Do Narcissists Self-Harm?
Narcissism and self-harm may not seem like an obvious pair. After all, most narcissists think extremely highly of themselves, so engaging in self-injurious behaviors might seem like a counter-intuitive action. However, there is a form of narcissism where self-harm is more prominent, and some might even use it to manipulate their victim.
What Is Narcissism and How It Links to Self-Harm
According to the Mayo Clinic,1 narcissism, or narcissistic personality disorder, is a mental condition characterized by an inflated sense of self-importance, a constant need for admiration, and a lack of empathy toward others. A relationship with a narcissist can be extremely challenging as it often goes with emotional abuse and rage outbursts towards the partner.
In general, there are two types of narcissism:
- Grandiose narcissism — This is the most apparent type that many people recognize. It includes common narcissistic traits such as elevated self-esteem, low empathy, aggression, and fascination with power.
- Vulnerable (or covert) narcissism — Contrary to popular belief, not all narcissists think highly of themselves. Vulnerable narcissism includes atypical symptoms such as low self-esteem, fear of criticism, shame, and poor emotion regulation.
Vulnerable narcissists seem quiet and introverted at first. However, they still display neurotic behaviors and demand constant attention. They will often believe that the world is out to get them and make themselves look like victims in all situations. They are also more prone to depression and self-harm than grandiose types.2
Both groups treat criticism as a personal attack. For this reason, they might engage in reckless, self-destructive behaviors and be prone to other issues such as substance abuse and mood disorders.3
Do Narcissists Self-Harm? Some of Them Do
Many people think that narcissists would never self-harm due to their inflated egos. However, that may not always be true.

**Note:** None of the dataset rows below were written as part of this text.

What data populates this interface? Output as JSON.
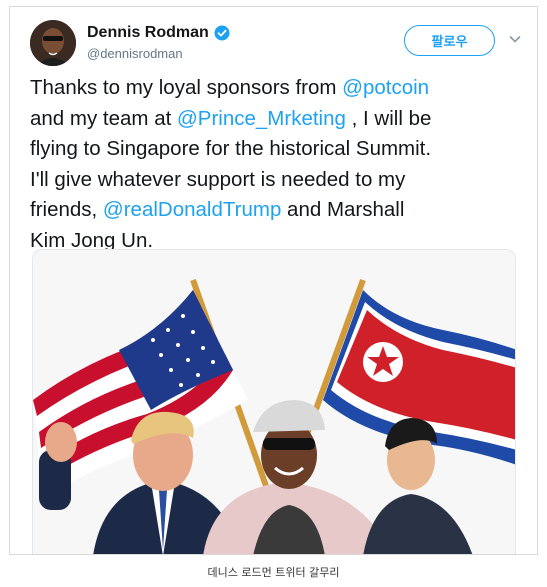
{
  "tweet": {
    "author_name": "Dennis Rodman",
    "author_handle": "@dennisrodman",
    "follow_label": "팔로우",
    "text_parts": [
      {
        "t": "Thanks to my loyal sponsors from ",
        "m": false
      },
      {
        "t": "@potcoin",
        "m": true
      },
      {
        "t": "\nand my team at ",
        "m": false
      },
      {
        "t": "@Prince_Mrketing",
        "m": true
      },
      {
        "t": " , I will be\nflying to Singapore for the historical Summit.\nI'll give whatever support is needed to my\nfriends, ",
        "m": false
      },
      {
        "t": "@realDonaldTrump",
        "m": true
      },
      {
        "t": " and Marshall\nKim Jong Un.",
        "m": false
      }
    ]
  },
  "caption": "데니스 로드먼 트위터 갈무리",
  "colors": {
    "link": "#1da1f2",
    "text": "#14171a",
    "handle": "#657786"
  }
}
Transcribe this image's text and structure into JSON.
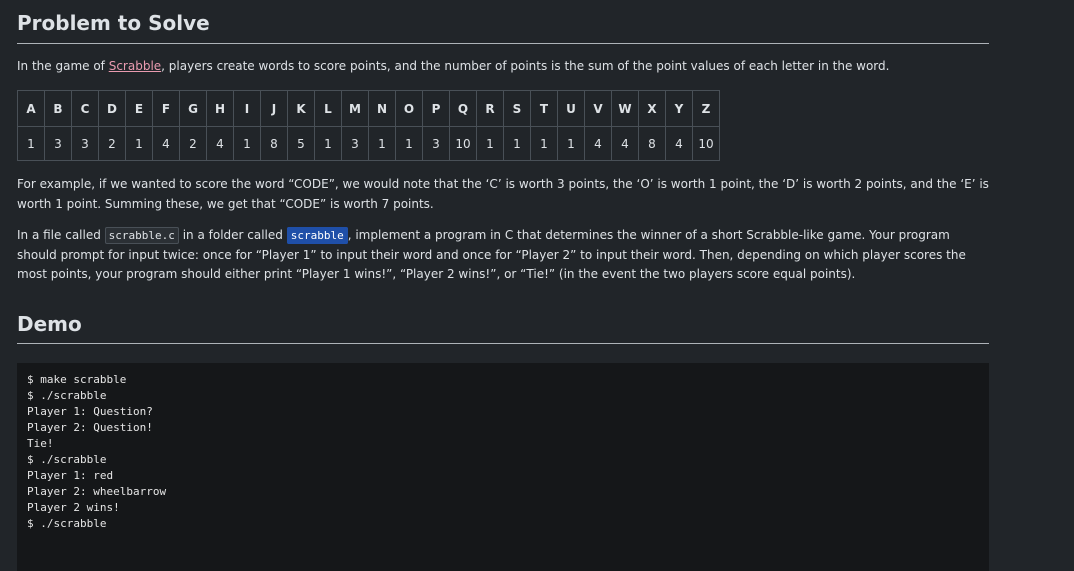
{
  "headings": {
    "problem": "Problem to Solve",
    "demo": "Demo"
  },
  "intro": {
    "before": "In the game of ",
    "link": "Scrabble",
    "after": ", players create words to score points, and the number of points is the sum of the point values of each letter in the word."
  },
  "score_table": {
    "letters": [
      "A",
      "B",
      "C",
      "D",
      "E",
      "F",
      "G",
      "H",
      "I",
      "J",
      "K",
      "L",
      "M",
      "N",
      "O",
      "P",
      "Q",
      "R",
      "S",
      "T",
      "U",
      "V",
      "W",
      "X",
      "Y",
      "Z"
    ],
    "points": [
      "1",
      "3",
      "3",
      "2",
      "1",
      "4",
      "2",
      "4",
      "1",
      "8",
      "5",
      "1",
      "3",
      "1",
      "1",
      "3",
      "10",
      "1",
      "1",
      "1",
      "1",
      "4",
      "4",
      "8",
      "4",
      "10"
    ]
  },
  "example": {
    "text": "For example, if we wanted to score the word “CODE”, we would note that the ‘C’ is worth 3 points, the ‘O’ is worth 1 point, the ‘D’ is worth 2 points, and the ‘E’ is worth 1 point. Summing these, we get that “CODE” is worth 7 points."
  },
  "task": {
    "t1": "In a file called ",
    "file": "scrabble.c",
    "t2": " in a folder called ",
    "folder": "scrabble",
    "t3": ", implement a program in C that determines the winner of a short Scrabble-like game. Your program should prompt for input twice: once for “Player 1” to input their word and once for “Player 2” to input their word. Then, depending on which player scores the most points, your program should either print “Player 1 wins!”, “Player 2 wins!”, or “Tie!” (in the event the two players score equal points)."
  },
  "terminal": {
    "lines": [
      "$ make scrabble",
      "$ ./scrabble",
      "Player 1: Question?",
      "Player 2: Question!",
      "Tie!",
      "$ ./scrabble",
      "Player 1: red",
      "Player 2: wheelbarrow",
      "Player 2 wins!",
      "$ ./scrabble"
    ]
  }
}
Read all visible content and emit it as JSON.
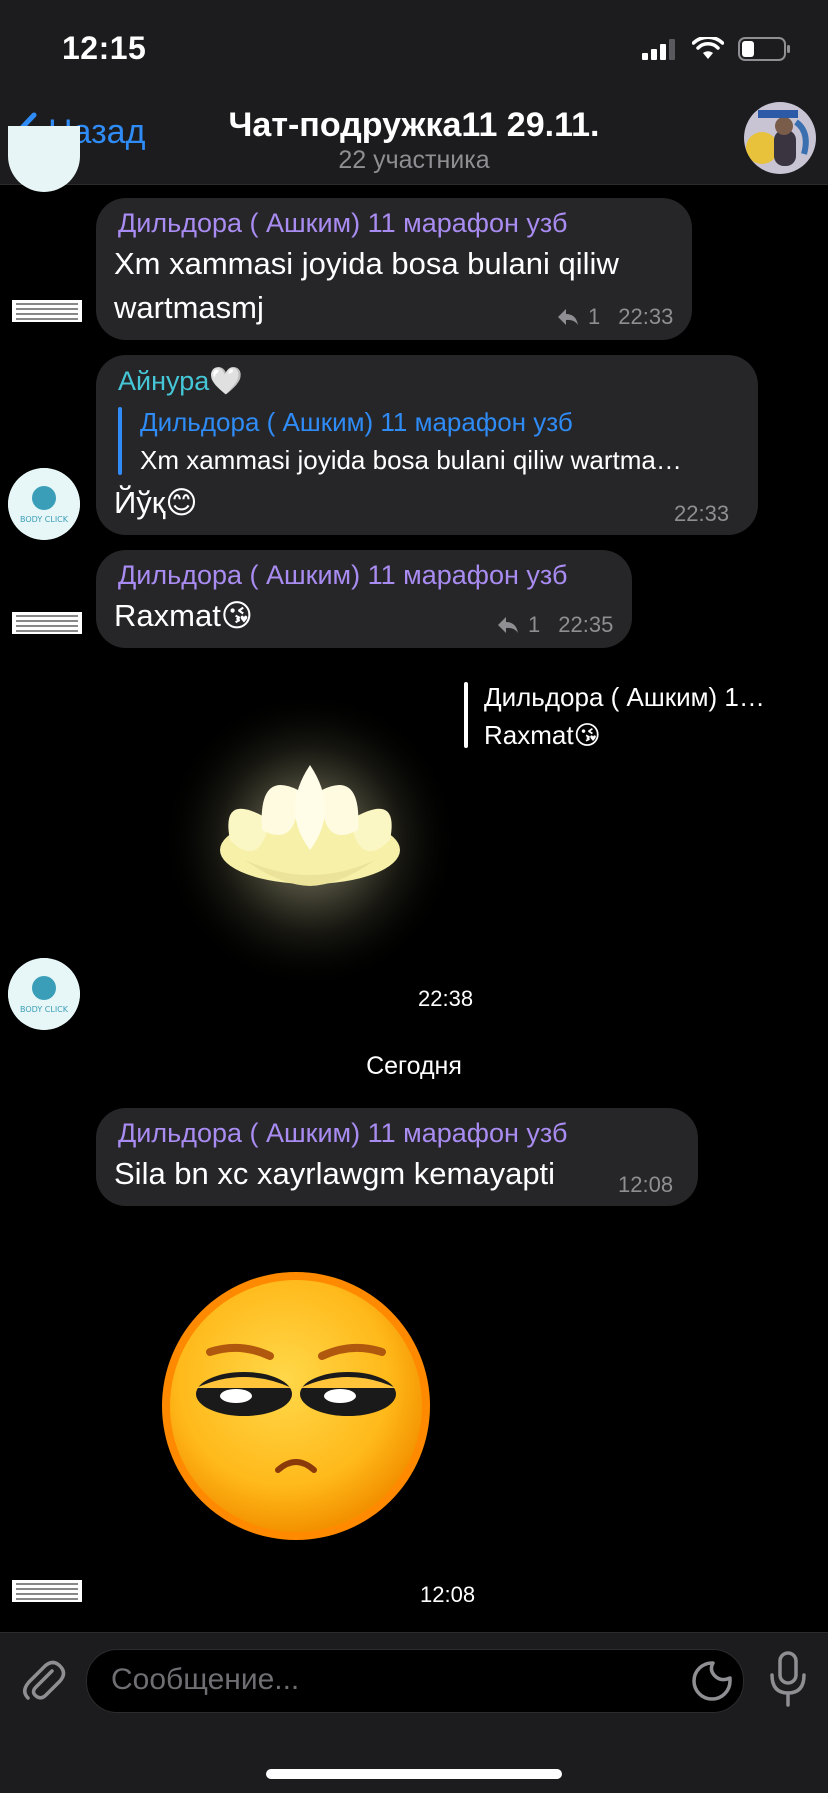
{
  "status": {
    "time": "12:15"
  },
  "header": {
    "back_label": "Назад",
    "title": "Чат-подружка11 29.11.",
    "subtitle": "22 участника"
  },
  "messages": [
    {
      "sender": "Дильдора ( Ашким) 11 марафон узб",
      "line1": "Xm xammasi joyida bosa bulani qiliw",
      "line2": "wartmasmj",
      "replies": "1",
      "time": "22:33"
    },
    {
      "sender": "Айнура🤍",
      "reply_name": "Дильдора ( Ашким) 11 марафон узб",
      "reply_text": "Xm xammasi joyida bosa bulani qiliw wartma…",
      "text": "Йўқ😊",
      "time": "22:33"
    },
    {
      "sender": "Дильдора ( Ашким) 11 марафон узб",
      "text": "Raxmat😘",
      "replies": "1",
      "time": "22:35"
    },
    {
      "reply_name": "Дильдора ( Ашким) 1…",
      "reply_text": "Raxmat😘",
      "time": "22:38"
    },
    {
      "sender": "Дильдора ( Ашким) 11 марафон узб",
      "text": "Sila bn xc xayrlawgm kemayapti",
      "time": "12:08"
    },
    {
      "time": "12:08"
    }
  ],
  "date_separator": "Сегодня",
  "input": {
    "placeholder": "Сообщение..."
  },
  "icons": [
    "chevron-left-icon",
    "attach-icon",
    "sticker-icon",
    "microphone-icon",
    "signal-icon",
    "wifi-icon",
    "battery-icon"
  ],
  "colors": {
    "accent": "#2f8bf5",
    "sender_purple": "#a98cf2",
    "sender_teal": "#45c6d6",
    "bubble": "#262628"
  }
}
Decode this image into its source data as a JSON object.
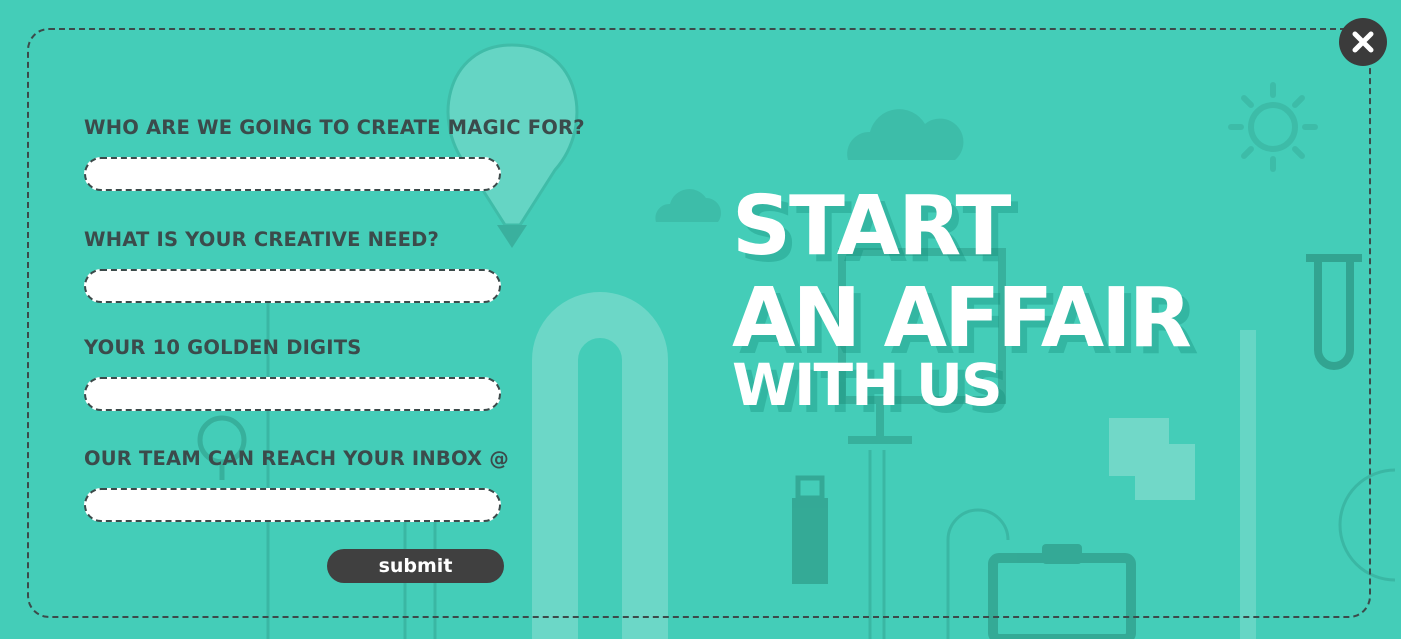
{
  "theme": {
    "background": "#44cdb8",
    "text_dark": "#3b4b4b",
    "button_dark": "#404040",
    "headline_color": "#ffffff"
  },
  "close_button": {
    "icon": "close-icon"
  },
  "form": {
    "fields": [
      {
        "label": "WHO ARE WE GOING TO CREATE MAGIC FOR?",
        "value": "",
        "placeholder": ""
      },
      {
        "label": "WHAT IS YOUR CREATIVE NEED?",
        "value": "",
        "placeholder": ""
      },
      {
        "label": "YOUR 10 GOLDEN DIGITS",
        "value": "",
        "placeholder": ""
      },
      {
        "label": "OUR TEAM CAN REACH YOUR INBOX @",
        "value": "",
        "placeholder": ""
      }
    ],
    "submit_label": "submit"
  },
  "headline": {
    "line1": "START",
    "line2": "AN AFFAIR",
    "line3": "WITH US"
  },
  "background_icons": [
    "balloon-icon",
    "cloud-icon",
    "sun-icon",
    "test-tube-icon",
    "monitor-icon",
    "usb-drive-icon",
    "lightbulb-icon",
    "clipboard-icon",
    "notes-icon",
    "pipe-icon"
  ]
}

Research shows that vulnerable narcissists are at higher risk of self-injury2 as their self-esteem is low, and they often struggle with feelings of shame and guilt. However, it's important to note that suicide attempts might occur with both grandiose and vulnerable types.
Grandiose narcissists might hurt themselves (impulsively rather than repetitively) in an attempt to manipulate or exploit their victims.3 Although the motivation for this behavior is very different from a typical self-harmer who is far from attention-seeking, it's still a form of self-mutilation.
Besides all that, narcissism often goes hand-in-hand with other co-morbidities, such as borderline personality disorder (BPD), which is a condition commonly associated with self-injury.4 Therefore, we can assume that some narcissists do self-harm, though it's not a typical trait.
Have you come across a narcissist who self-harms? Let me know in the comments.
- Mayo Clinic, Narcissistic Personality Disorder, Diseases & Conditions, Accessed May 2021.
- Stoner, P., "Vulnerable Narcissism, Self-Criticism, and Self-Injurious Behavior: Emotion Regulation as a Moderator." Master's Theses, December 2018.
- Dawood S. et al, “Pathological Narcissism and Nonsuicidal Self-Injury.” Journal of Personality Disorders, February 2018.
- McCommon B., “Borderline Personality Disorder with Narcissistic Features.”, Borderline Personality Disorder, September 2018.